Travailler des compétences multiples (écoute et expression orale)

Serge Boimare propose de faire suivre ce temps de lecture d’un temps d’échange oral puis écrit, ce qui se pratique également dans les écoles Steiner-Waldorf, lors du temps de récapitulation du lendemain. Le récit revit alors dans la bouche des élèves, dans un entretien entre eux et le professeur. Cet exercice essentiel peut prendre de multiples formes, de la fidèle redite des principaux éléments du récit à l’atelier philo. Par ce biais, les élèves découvriront au fil des années l’apprentissage progressif d’une culture du dialogue et de la formation du jugement.

Éclairer l’histoire des grandes civilisations

Les faits religieux sont étudiés […] pour comprendre telle société ou période dans son ensemble – Abdennour Bidar

Dessin histoire ancien testament
Les récits bibliques en 3ème classe

Les contes et les mythologies constituent un patrimoine extrêmement important pour comprendre les grandes civilisations. Celles-ci possèdent toutes un ou des grand(s) mythe(s) fondateur(s) sans le(s)quel(s) il n’est pas possible de comprendre ces civilisations dans leur intégralité. Ainsi, loin d’un enseignement d’une religion, les récits de l’Ancien Testament, les mythes nordiques ou grecs ou la Bhagavad Gita (parmi d’autres) sont racontés en tant que « faits religieux », c’est-à-dire comme « systèmes symboliques et comme pratiques individuelles et collectives qui, en voulant mettre hypothétiquement le monde humain en rapport avec un « au-delà », un « monde intelligible », ont eu comme effet tangible, observable, de participer à la structuration d’un édifice de civilisation « sensible ». Tous ces récits permettent de « mieux appréhender la richesse des différents héritages religieux de l’humanité, et de réaliser l’impact des faits religieux du passé et du présent sur le monde contemporain ».3

Des textes adaptés à l’âge et à la maturité de l’enfant

L’apport de la pédagogie Steiner Waldorf consiste en une observation de l’enfant : ainsi, le plan scolaire des écoles Steiner Waldorf propose pour chaque âge un certain type de récits. Il sont choisis en fonction des étapes de développement des élèves, de manière à trouver un écho avec les grandes étapes du développement collectif de l’humanité retracées dans les récits, et de leur potentiel de compréhension.

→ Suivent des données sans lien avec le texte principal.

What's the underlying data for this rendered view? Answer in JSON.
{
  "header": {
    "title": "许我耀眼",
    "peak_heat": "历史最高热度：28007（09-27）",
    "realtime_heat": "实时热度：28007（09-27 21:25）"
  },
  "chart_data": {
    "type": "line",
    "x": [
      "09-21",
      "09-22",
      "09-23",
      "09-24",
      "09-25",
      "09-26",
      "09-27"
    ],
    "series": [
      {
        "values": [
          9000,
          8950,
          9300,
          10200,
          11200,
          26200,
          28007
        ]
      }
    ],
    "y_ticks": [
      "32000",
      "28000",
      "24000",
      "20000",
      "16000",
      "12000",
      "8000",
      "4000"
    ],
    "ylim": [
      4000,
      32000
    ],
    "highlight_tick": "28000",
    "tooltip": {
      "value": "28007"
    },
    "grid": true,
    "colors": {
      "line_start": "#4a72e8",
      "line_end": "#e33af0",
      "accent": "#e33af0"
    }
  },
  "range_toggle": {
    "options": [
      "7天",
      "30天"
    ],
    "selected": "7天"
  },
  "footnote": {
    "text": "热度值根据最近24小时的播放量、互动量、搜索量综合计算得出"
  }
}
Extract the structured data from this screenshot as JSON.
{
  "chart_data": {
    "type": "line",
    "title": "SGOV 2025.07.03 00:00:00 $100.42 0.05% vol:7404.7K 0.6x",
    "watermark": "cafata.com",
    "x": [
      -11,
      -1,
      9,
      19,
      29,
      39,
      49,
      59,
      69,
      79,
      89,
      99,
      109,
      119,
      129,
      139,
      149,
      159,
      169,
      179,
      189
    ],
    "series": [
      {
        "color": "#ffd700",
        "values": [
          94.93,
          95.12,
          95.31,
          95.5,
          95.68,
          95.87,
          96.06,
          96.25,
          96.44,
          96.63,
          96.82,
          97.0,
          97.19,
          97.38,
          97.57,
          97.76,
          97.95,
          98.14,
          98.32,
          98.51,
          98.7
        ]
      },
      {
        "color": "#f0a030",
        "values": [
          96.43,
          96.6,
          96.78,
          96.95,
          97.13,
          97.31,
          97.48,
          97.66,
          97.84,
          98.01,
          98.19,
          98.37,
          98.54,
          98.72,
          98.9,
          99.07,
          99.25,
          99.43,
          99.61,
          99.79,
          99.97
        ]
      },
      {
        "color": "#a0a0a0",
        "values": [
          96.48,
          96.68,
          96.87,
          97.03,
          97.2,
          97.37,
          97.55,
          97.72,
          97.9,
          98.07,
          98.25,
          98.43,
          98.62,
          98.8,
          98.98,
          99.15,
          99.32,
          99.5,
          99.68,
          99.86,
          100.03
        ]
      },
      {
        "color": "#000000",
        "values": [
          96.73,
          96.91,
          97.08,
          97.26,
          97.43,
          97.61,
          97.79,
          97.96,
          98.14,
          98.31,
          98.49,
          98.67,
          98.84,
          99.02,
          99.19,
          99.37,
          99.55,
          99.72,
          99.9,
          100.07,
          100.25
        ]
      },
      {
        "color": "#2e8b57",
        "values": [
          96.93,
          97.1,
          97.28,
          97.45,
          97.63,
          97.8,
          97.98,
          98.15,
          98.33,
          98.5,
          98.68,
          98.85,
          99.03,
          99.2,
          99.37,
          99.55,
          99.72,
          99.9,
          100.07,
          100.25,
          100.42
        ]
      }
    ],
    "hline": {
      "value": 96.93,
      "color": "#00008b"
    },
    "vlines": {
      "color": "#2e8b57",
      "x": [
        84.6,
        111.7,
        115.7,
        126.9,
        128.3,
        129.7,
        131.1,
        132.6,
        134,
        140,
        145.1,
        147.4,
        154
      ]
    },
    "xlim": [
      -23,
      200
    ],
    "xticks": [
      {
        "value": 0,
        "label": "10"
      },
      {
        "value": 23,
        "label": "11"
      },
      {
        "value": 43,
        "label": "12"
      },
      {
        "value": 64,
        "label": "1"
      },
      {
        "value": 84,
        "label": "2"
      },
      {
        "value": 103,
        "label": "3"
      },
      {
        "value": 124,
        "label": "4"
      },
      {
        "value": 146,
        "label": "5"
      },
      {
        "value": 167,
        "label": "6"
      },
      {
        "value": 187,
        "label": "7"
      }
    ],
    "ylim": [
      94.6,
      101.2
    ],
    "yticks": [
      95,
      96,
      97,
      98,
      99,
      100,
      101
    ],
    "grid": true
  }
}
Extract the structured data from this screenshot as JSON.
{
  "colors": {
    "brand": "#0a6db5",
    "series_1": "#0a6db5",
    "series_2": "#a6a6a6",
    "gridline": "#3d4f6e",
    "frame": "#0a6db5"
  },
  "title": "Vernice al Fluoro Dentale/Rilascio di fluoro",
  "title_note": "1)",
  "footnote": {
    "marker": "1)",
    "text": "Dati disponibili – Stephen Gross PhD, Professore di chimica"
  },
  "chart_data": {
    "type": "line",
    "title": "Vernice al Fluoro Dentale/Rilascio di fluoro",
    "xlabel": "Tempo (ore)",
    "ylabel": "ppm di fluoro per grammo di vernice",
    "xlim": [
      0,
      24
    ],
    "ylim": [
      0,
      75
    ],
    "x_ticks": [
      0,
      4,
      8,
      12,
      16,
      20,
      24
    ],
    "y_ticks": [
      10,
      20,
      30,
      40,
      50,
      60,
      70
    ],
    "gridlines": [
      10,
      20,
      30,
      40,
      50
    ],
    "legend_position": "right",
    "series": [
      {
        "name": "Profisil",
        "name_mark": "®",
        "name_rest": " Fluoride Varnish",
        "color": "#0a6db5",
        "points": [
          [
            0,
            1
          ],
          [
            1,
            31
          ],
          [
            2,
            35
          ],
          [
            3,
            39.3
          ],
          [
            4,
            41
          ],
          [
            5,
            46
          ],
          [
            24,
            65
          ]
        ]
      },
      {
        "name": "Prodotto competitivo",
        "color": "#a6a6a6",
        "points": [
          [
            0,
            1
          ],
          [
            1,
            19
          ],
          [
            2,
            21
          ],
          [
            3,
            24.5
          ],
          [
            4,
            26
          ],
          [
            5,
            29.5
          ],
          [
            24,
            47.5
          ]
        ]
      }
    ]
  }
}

Dessin Roman de Renart primaire
Les récits animaliers en 2ème classe

Aux contes traditionnels, qui parlent d’une façon parfaitement adaptée à l’élève de 1ère classe de ses origines, suivront les légendes et les récits d’animaux en 2ème classe. Alors que les légendes de Saints et grands personnages racontent nos efforts vers le perfectionnement de soi et vers la maîtrise de notre humanité, les récits animaliers parlent d’animaux qui exemplifient les qualités ou les défauts que l’homme porte en lui : le renard rusé, le lion fier…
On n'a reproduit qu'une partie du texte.